What was the AmeriCorps application process like?
Since it was over five years ago, I don’t quite remember what the application process was like. I believe I heard about the position on the CNRG mailing list. I sent in a résumé and cover letter, as is typical. Maybe there was some kind of web portal I had to go to… I think there was. The first interview was over the phone. Then I interviewed at potential schools directly with the SUN coordinators. [Editor’s note: It sounds like many AmeriCorps opportunities are posted through job boards, so your best bet for finding out about them may just be to check sites like CNRG and Idealist and look up the locations and fields you’re interested in. The application process will probably vary, but you can expect online components, a phone interview, an in-person interview, and you may need to apply to the listed job first and then through AmeriCorps separately.]
What were the details of your assignment?
My job varied a lot. The consistent activity would be that I would help hand out snacks provided by the school system and help after school program teachers find their students and get them signed in. Then I would hang out with whatever teens wanted to just be in the SUN program room. The early part of my day was the variable part. I did a lot of event coordination, so that would involve sending and answering emails and calling donors.
How do you think working with AmeriCorps differs from the other options for recent grads (e.g. temping, grad school, part-time work)?
I never did temping. Grad school involved making up my mind about what I wanted as a career choice. AmeriCorps was a one-year commitment in a city I already loved and was familiar with.
How did you handle logistics like housing and transportation?
I had already lived in Portland before and was planning on moving back, so I looked for jobs there. I stayed with friends until I found housing. I biked to and from work, although we were provided with free bus passes if we wanted them.
What were your favorite aspects of your AmeriCorps experience? What were some challenges you faced?
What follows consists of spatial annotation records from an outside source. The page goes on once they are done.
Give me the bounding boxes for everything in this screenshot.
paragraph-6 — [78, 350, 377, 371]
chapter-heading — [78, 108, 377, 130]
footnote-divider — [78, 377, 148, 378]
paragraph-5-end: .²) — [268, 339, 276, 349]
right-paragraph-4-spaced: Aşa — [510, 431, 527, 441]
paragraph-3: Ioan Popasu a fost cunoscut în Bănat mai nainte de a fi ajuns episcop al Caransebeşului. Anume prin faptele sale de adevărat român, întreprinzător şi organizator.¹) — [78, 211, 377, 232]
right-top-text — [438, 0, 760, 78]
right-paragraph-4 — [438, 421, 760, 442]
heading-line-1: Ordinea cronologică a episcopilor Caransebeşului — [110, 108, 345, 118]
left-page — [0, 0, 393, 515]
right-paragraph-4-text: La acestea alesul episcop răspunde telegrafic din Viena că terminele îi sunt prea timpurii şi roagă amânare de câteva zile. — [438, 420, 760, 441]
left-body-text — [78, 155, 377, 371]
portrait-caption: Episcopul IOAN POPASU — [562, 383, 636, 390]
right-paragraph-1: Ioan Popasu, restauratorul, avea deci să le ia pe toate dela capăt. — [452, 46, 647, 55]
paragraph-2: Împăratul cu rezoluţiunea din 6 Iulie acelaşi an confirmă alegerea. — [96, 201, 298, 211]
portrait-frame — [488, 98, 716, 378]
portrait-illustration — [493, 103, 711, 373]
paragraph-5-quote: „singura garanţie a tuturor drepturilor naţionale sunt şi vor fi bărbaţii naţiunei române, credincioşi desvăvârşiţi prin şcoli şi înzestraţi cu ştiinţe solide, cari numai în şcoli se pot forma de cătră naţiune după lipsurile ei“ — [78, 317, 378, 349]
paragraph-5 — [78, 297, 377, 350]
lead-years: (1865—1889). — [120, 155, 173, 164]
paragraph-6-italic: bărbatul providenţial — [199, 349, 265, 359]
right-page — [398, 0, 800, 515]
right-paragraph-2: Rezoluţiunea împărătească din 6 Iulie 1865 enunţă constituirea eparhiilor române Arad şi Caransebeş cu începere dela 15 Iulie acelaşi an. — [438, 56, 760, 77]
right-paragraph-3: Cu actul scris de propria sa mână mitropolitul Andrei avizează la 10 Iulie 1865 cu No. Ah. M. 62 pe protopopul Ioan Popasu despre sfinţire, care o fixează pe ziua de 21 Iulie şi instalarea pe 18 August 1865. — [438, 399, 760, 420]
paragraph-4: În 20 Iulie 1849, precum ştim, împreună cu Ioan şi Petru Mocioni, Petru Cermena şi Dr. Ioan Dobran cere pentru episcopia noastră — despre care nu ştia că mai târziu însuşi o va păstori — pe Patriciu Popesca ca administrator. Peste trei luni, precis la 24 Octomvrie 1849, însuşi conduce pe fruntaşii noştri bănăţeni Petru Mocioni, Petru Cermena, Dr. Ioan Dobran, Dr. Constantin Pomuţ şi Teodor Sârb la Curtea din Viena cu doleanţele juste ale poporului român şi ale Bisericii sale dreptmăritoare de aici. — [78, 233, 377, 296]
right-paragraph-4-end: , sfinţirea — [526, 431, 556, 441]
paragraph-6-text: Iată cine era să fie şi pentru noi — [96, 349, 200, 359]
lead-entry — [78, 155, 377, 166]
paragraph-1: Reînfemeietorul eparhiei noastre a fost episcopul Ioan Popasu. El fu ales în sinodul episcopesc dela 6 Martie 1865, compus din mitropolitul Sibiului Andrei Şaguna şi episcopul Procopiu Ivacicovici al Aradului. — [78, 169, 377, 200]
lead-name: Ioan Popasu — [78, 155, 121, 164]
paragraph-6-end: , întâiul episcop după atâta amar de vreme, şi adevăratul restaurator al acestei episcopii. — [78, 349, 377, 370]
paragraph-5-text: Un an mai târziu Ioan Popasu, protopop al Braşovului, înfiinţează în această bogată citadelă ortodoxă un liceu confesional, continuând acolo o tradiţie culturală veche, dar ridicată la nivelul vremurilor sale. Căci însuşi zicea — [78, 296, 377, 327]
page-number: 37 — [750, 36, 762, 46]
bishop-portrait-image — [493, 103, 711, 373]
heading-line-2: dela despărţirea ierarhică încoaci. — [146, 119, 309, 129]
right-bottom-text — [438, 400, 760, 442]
It’s difficult to make any generalizations about AmeriCorps, since so much depends on your individual placement. In my experience, our positions working with children at underserved schools could at times be very emotionally challenging. I think it was less problematic for me since I was working with teens who had some control over their lives rather than children who were completely helpless to their circumstances. AmeriCorps in some ways seemed very separate from the position I had. This had a lot to do with being the only AmeriCorps person at my school. I fulfilled a function that was assigned to me by AmeriCorps and did receive useful training and support from my AmeriCorps team, but most every day was dependent on what my particular school needed.
Being able to commiserate with other AmeriCorps workers who were dealing with similar stresses was great for bonding, but my job was at a different school, so I didn’t see them every day. The other AmeriCorps members were not part of my daily responsibilities. We had different jobs and did them separately.
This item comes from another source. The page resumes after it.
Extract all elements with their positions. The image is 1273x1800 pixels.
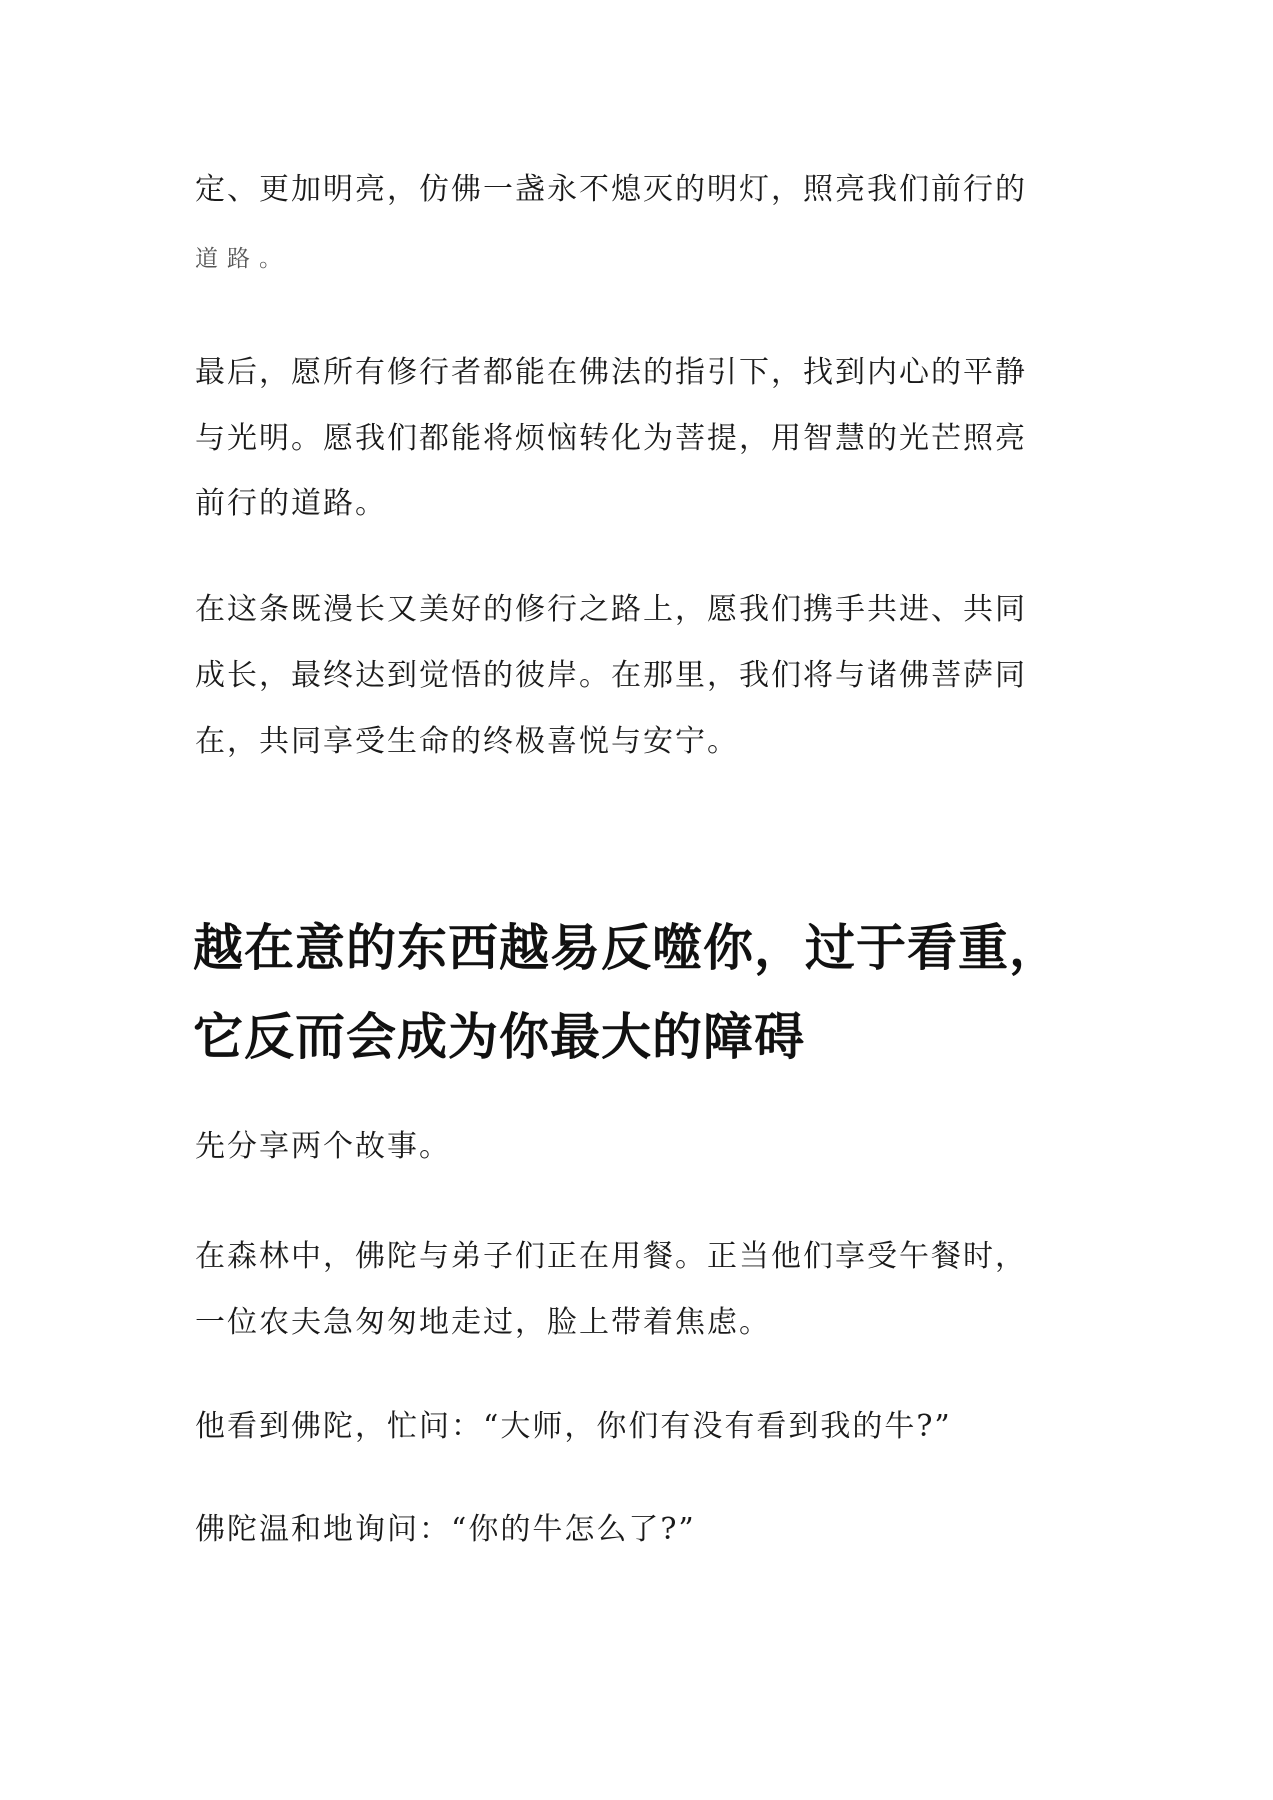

Also, most of the AmeriCorps were working with elementary or K–8 students, while I was working with high school students, so our experiences were different. High school students have very different needs than K–8 students. I think the K–8 AmeriCorps team members experienced more stress and sadder situations. We met once a month (or maybe it was more frequent than that. I can’t remember…) and talked about what we had been experiencing at work. I think it really helped the people who would otherwise be on the verge of burnout to process the sadness of working with children who were experiencing hunger, eviction, or abuse. My challenges were more along the lines of trying to convince kids to stay in school.
What advice would you give to students who are thinking about applying for AmeriCorps?
Why not? The commitment isn’t very long and unlike the Peace Corps you get to choose what you’re doing and where you’re going.
Homework time! If you’re interested in participating in AmeriCorps, you’ll want to spend a significant amount of time researching the local organization that will be hosting you. Try to speak with a few people there to learn about the working environment and challenges you might expect to encounter there.